Прежде, чем исцелиться, нужно поставить диагноз. Рассказчик из «Болезни Монтано» Энрике Вила-Матаса страдает от разновидности «литературной болезни», вследствие которой он видит мир исключительно сквозь призму прочитанных им книг величайших в истории литературы авторов. Он обречен понимать себя и все вокруг, исходя из контекста жизней и трудов писателей, которыми одержим. Его мотив для написания «Болезни Монтано» — поиск лекарства, дабы суметь избавиться от Литературы с помощью литературы.
В первой части книги, отдельной самостоятельной повести, Монтано едет в Нант, чтобы излечиться от литературной болезни, но обнаруживает, что лишь увяз еще глубже. Сам город напоминает ему исключительно о Жаке Ваше — легендарном протосюрреалисте, известном только по письмам к Бретону, родившемся и покончившем с собой в этом городе, — как и о самом Бретоне, для которого Нант был вторым после обожаемого им Парижа источником вдохновения. И когда Монтано встречается со своим сыном в том же самом городе, то он может воспринимать себя только призрачным отцом Гамлета — столь же притворно безумный, что и персонаж Шекспира.
Монтано пойман в ловушку литературы. В отчаянии решив покинуть город и сесть на первый поезд, уходящий прочь, Монтано признает: «это весьма книжный поступок, и я знаю, что поезда тоже очень литературны» — болезнь перекинулась на все виды транспорта. Последующая поездка в Чили также не приносит покоя — сидя в маленьком самолете, он может думать только об Антуане де Сент-Экзюпери, который доставлял почту через эти горы. По пути Монтано вспоминает бесчисленное количество авторов: Данило Киша, Пабло Неруду, Алехандру Писарник и так далее.
Монтано страдает. Он находится в слишком тесном контакте с литературой. Сам мир кажется ему системой литературных тропов, литературных ассоциаций. Монтано даже не мечтает покончить с собой, положить всему конец, ибо смерть — «именно то, о чем литература говорит больше всего». Нет никакого способа выбраться — нет никакого алгоритма действий, которому можно следовать и который не был бы подвержен риску стать еще одним литературным клише или литературным китчем.

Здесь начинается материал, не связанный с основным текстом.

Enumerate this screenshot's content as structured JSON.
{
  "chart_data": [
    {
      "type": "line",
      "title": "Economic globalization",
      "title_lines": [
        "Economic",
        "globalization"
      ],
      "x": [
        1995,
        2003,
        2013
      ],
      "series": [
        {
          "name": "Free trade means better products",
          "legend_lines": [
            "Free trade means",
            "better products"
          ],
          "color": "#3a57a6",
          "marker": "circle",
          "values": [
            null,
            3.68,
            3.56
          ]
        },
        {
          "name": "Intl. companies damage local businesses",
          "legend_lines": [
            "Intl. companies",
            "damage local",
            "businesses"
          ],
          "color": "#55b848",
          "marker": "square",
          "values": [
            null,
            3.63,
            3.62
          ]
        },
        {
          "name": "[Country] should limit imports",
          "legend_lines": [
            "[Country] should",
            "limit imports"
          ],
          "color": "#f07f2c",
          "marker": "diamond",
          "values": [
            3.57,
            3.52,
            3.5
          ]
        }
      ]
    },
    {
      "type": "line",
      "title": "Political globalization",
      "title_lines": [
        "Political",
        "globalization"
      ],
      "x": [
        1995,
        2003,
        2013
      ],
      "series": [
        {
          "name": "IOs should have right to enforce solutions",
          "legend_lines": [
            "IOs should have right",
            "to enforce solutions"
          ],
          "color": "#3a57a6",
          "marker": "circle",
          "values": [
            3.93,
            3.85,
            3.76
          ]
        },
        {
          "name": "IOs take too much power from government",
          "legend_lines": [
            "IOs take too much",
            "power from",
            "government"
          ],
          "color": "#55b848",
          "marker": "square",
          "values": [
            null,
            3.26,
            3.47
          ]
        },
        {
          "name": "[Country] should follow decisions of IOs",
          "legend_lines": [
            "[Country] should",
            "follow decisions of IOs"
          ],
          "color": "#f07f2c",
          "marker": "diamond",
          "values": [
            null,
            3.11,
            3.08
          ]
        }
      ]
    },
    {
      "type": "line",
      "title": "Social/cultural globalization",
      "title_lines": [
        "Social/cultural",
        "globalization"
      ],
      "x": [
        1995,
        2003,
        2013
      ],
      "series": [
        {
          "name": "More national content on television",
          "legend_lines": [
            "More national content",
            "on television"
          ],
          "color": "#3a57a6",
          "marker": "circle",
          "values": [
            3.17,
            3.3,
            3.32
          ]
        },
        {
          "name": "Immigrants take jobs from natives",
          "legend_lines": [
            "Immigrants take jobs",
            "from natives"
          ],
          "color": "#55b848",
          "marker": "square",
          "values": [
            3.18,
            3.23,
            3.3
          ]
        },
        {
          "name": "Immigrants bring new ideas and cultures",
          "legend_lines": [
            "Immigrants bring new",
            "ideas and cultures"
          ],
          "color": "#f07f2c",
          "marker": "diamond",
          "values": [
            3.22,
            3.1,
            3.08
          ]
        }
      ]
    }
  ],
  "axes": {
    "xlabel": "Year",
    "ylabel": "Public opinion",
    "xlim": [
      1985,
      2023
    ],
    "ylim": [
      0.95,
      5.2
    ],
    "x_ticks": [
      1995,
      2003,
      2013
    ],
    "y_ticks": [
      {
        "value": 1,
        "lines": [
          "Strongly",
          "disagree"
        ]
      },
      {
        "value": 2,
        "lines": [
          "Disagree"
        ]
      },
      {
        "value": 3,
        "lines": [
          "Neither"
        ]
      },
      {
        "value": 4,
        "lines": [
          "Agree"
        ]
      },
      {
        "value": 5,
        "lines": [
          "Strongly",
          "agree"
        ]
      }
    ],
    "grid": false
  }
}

Затруднительное положение Монтано состоит не только в заточении в клетке Литературы, но и в том, что Литература кажется безвкусной декорацией.
Болезнь Монтано берет свои корни в трудах Кафки (в самом деле, разве возникали в последнем столетии такие проблемы, которые Кафка не предсказывал?). Монтано пишет, что нет никого более «литературно-больного», чем родившийся в Праге автор. «Я — весь литература»
6, — говорит Кафка, но ему удалось превратить свою болезнь в литературу. «Замок», по словам рассказчика из «Болезни Монтано», может быть аллегорией для невозможности заменить толкование на действительность, а побег от недуга — на здоровье. Но и сам акт создания им аллегории из его собственной болезни становится видом литературы. Другими словами, Кафка все еще может творить Литературу, и тогда его болезнь на время отступает.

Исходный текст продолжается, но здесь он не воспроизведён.